Modifiche alle multe e nuove fattispecie sanzionatorie
La revisione del Codice della strada prevede l’introduzione di 85 nuove fattispecie sanzionatorie, pari all’11% del totale, nate dalle segnalazioni della Polizia locale. Tra i casi più significativi, si segnala l’aumento della sanzione per la circolazione di veicoli a due o tre ruote sui marciapiedi, che passa da 40 a 160 euro. Anche il divieto di accendere fuochi nei pressi della strada subisce un incremento, passando da 250 a 1.000 euro. Inoltre, la sanzione per la violazione delle regole di precedenza durante manovre delicate, come immissione in una strada, retromarcia o inversione di marcia, quasi raddoppia, passando da 42 a 80 euro.
La riforma include anche modifiche a specifiche infrazioni, come il divieto di circolare con monopattini quando intralciano i pedoni, per cui la sanzione sale da 40 a 160 euro. L’obiettivo è rafforzare la tutela dei pedoni e degli utenti vulnerabili della strada. Inoltre, la sanzione per la violazione delle regole di precedenza durante manovre delicate, come immissione in una strada, retromarcia o inversione di marcia, quasi raddoppia, passando da 42 a 80 euro.
Riduzione complessiva dell’impatto sanzionatorio
Sebbene siano state aumentate alcune multe, la riforma prevede una riduzione complessiva dell’impatto sanzionatorio di circa il 7% rispetto all’attuale sistema. Il MIT ha spiegato che solo 66 sanzioni, pari all’8% del totale, subiscono un incremento, mentre le altre vengono ridotte, in alcuni casi in modo significativo. L’obiettivo è quello di rendere le sanzioni più proporzionate alla gravità effettiva della condotta e alla sua incidenza sugli incidenti stradali.

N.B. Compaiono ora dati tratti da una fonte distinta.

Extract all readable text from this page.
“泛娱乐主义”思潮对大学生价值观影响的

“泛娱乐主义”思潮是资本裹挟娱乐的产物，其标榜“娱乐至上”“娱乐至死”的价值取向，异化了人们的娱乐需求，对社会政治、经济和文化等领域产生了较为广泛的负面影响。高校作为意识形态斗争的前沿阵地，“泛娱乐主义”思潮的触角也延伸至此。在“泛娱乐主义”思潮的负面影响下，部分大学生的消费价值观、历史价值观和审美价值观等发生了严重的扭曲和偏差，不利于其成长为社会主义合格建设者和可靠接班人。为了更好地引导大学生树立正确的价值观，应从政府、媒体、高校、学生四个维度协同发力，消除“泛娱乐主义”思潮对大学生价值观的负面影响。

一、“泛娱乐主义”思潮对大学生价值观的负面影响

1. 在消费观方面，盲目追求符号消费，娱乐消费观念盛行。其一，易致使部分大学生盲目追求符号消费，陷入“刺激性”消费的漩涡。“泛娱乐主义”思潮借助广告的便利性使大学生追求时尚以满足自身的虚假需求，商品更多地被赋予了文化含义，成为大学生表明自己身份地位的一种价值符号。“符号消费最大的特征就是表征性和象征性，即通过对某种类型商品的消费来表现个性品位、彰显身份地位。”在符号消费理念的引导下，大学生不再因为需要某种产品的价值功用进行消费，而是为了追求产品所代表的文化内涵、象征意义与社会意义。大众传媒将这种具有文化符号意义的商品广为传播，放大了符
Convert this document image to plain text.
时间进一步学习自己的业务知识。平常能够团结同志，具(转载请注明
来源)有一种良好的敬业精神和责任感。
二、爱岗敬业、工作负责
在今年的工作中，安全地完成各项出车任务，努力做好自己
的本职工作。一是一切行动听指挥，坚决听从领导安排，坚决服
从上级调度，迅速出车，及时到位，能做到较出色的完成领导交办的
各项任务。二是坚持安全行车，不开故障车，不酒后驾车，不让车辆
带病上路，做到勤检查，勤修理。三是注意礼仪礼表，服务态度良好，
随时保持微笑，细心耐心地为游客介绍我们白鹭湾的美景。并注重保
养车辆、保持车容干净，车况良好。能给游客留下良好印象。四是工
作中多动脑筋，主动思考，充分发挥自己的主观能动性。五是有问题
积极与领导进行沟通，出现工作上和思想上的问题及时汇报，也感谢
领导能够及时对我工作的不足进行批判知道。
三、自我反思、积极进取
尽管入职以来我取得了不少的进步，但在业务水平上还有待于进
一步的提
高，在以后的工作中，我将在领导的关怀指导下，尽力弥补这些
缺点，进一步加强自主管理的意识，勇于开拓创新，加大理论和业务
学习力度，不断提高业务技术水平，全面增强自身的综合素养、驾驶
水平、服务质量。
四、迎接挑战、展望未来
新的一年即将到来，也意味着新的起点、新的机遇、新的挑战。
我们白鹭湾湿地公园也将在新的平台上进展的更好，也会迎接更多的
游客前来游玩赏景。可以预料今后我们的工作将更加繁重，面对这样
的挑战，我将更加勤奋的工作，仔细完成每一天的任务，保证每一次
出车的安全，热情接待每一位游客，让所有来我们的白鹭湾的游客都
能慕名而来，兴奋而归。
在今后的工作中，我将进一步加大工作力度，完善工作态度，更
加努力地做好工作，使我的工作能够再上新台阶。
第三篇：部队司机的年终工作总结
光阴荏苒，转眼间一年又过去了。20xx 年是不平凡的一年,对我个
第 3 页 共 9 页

La riforma mira a semplificare il sistema delle sanzioni, riducendo da 82 fasce a 21, e a introdurre una tabella unica che comprenda sia le sanzioni pecuniarie che quelle accessorie, come la decurtazione dei punti della patente. Inoltre, il MIT elimina l’attuale meccanismo di adeguamento biennale automatico delle sanzioni, sostituendolo con un aggiornamento facoltativo attivabile solo in caso di variazione significativa dell’indice ISTAT. Il Ministero punta anche a una maggiore digitalizzazione dei documenti e delle procedure, rendendo non più necessario avere materialmente con sé la patente e la carta di circolazione quando le informazioni sono disponibili nelle banche dati pubbliche.
Nonostante le modifiche, la legge vigente non è ancora stata modificata: le nuove sanzioni entreranno in vigore solo dopo l’approvazione definitiva del disegno di legge e la sua entrata in vigore. Per il momento, le sanzioni attuali restano in vigore, e chi circola senza assicurazione continua a essere sanzionato secondo l’articolo 193 del Codice della strada, con sanzioni da 866 a 3.464 euro. L’Adusbef ha commentato la proposta del MIT, affermando che 1.000 euro non sono sufficienti a deterrente per chi circola senza assicurazione, considerando che in Italia circolano circa 9 milioni di veicoli non assicurati.